I've got a small 16hp Kubota diesel tractor that has some damaged transmission gears and I'm exploring repair options. The gears drive the PTO and power the front axle (4wd). These gears are unavailable new and the gears I bought from salvage are completely wrong. 
Option 1: Make completely new gears. This is the least desirable because they are internally splined and I would think they would need to be heat treated. 
Option 2: Build up the damaged gear teeth with silicon bronze and recut the teeth. 
Option 3: Obtain gears with the same pitch, tooth count, pressure angle, etc. and machine the center out of the new gear to press over the splined stub (after I machine the damaged teeth off)
Option 4: Keep hunting for used gears and hope I can find the right parts.
 I've attached a pic of two of the three damaged gears.
Any advice would be appreciated


----------



## 682bear (May 30, 2017)

In my opinion, option 4 would be best, but if you can't find the gears, option 2 would be a close second...

Are the splines on the shaft ok, or are they damaged also?


----------



## Novaman_68 (May 30, 2017)

The splines are fine on all 3 gears. I'm leaning towards option 2, but I'm not sure if the bronze will be strong enough.


----------



## Uglydog (May 30, 2017)

Do you have any farm implement stores.
Especially the old style where they don't keep computer records of what they have.
We have a few around here, there is always an elderly gentleman in the corner drinking coffee who somehow remembers that there is a box upstairs under the window with some old parts.
I'd also check what is called FleetFarm which is a large box store which does some farm stuff and carries some gears.

Daryl
MN


----------



## Alittlerusty (May 30, 2017)

What's the part numbers for the gears ? Model# and serial number of the tractor? And have you tried posting on tractorbynet? The members there are as good at tractor help as the members here are at machining help


----------



## Novaman_68 (May 30, 2017)

No luck for the old farm store around here. 
I haven't tried posting at tractorbynet yet, but I might give that a try. I have 3 different part numbers for each gear. I don't have any of the part numbers with me at the moment, I will find them when I get home after while.


----------



## DaveInMi (May 30, 2017)

I don't know what the gear is made of but a good welding supply store might have other options for weld build up material.  I used machineable nichol rod for a project a few years ago.


----------



## Uglydog (May 30, 2017)

If you want to get me all the specs including DP I'll check around here.
They'd really like to get rid of some of this old inventory.

Daryl
MN


----------



## RJSakowski (May 30, 2017)

In terms of options, I would go #4, #3, #1.  I would be concerned with option #2 as the gears are obviously used in a high load situation and it would be difficult to make a repair as strong as the original part.  Pieces of metal swirling around in your gear box could do even more damage.

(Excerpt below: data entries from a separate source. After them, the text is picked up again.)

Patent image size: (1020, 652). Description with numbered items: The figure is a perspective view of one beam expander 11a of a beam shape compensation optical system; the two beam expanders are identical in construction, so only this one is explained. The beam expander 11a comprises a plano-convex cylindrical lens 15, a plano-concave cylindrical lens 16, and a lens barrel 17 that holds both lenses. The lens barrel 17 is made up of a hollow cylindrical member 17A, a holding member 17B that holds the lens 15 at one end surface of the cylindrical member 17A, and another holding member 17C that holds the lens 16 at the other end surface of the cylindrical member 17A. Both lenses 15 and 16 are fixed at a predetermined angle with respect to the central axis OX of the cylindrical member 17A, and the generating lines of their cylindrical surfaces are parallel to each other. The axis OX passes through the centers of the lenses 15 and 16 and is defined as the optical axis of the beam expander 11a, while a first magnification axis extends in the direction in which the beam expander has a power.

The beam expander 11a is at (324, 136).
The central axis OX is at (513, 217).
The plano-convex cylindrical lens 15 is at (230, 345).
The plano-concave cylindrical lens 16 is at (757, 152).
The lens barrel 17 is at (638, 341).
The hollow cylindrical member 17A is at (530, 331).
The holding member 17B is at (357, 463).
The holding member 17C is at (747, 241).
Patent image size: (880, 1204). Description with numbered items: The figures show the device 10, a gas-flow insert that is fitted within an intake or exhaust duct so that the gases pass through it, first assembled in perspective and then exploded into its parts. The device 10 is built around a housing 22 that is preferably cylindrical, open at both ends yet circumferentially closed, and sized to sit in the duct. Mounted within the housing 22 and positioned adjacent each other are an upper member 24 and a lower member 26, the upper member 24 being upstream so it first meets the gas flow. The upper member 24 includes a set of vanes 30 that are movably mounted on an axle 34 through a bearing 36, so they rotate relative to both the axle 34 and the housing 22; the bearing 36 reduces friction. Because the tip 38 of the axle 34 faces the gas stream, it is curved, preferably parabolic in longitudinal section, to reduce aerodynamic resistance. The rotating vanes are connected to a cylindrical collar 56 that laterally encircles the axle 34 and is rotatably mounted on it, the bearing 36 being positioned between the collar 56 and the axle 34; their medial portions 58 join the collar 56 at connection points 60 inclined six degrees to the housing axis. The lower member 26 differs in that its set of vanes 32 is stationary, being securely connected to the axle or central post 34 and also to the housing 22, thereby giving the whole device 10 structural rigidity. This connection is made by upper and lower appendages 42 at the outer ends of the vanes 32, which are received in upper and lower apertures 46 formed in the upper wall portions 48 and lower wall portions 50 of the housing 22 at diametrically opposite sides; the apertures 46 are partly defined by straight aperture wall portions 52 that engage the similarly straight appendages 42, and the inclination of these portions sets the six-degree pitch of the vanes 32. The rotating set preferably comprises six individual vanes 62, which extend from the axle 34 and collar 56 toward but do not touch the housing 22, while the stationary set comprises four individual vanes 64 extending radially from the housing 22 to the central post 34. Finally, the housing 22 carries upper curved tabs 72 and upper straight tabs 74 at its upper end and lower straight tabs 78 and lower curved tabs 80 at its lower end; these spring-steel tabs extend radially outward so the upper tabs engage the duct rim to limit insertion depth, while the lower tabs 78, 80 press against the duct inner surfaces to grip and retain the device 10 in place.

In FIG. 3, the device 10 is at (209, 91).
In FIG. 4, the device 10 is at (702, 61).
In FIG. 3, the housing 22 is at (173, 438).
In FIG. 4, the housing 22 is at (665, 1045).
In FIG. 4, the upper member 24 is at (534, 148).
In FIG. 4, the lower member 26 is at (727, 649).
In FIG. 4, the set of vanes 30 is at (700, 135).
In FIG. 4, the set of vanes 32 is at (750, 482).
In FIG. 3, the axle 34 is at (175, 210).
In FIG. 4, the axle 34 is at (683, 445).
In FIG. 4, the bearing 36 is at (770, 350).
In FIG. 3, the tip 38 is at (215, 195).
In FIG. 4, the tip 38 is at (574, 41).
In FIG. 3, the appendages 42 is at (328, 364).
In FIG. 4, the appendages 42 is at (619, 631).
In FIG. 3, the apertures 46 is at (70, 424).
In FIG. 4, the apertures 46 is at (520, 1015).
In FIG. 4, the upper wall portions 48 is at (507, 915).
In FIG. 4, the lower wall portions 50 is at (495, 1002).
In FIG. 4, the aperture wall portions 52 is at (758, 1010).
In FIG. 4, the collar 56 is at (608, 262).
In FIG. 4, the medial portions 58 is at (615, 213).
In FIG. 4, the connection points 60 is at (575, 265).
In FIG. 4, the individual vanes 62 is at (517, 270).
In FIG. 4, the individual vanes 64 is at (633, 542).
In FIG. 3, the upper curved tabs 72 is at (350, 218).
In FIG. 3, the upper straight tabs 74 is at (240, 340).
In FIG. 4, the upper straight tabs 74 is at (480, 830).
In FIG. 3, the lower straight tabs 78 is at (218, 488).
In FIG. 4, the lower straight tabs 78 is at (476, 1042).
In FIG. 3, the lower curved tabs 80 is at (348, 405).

Finding the gears could prove to be difficult.  They are highly customized parts which would not be likely to be stocked by anyone other than a Kubota dealer.  You may have better luck looking for a scrapped tractor using the same parts.  I have found several sites online in my quest for parts for my Ford 8N that sell new and used parts.

You might check on ebay and c/l for parts to fit your tractor.  Even if the parts aren't what you need, the person selling may be parting out a tractor and still have the parts you need sitting on their shop floor.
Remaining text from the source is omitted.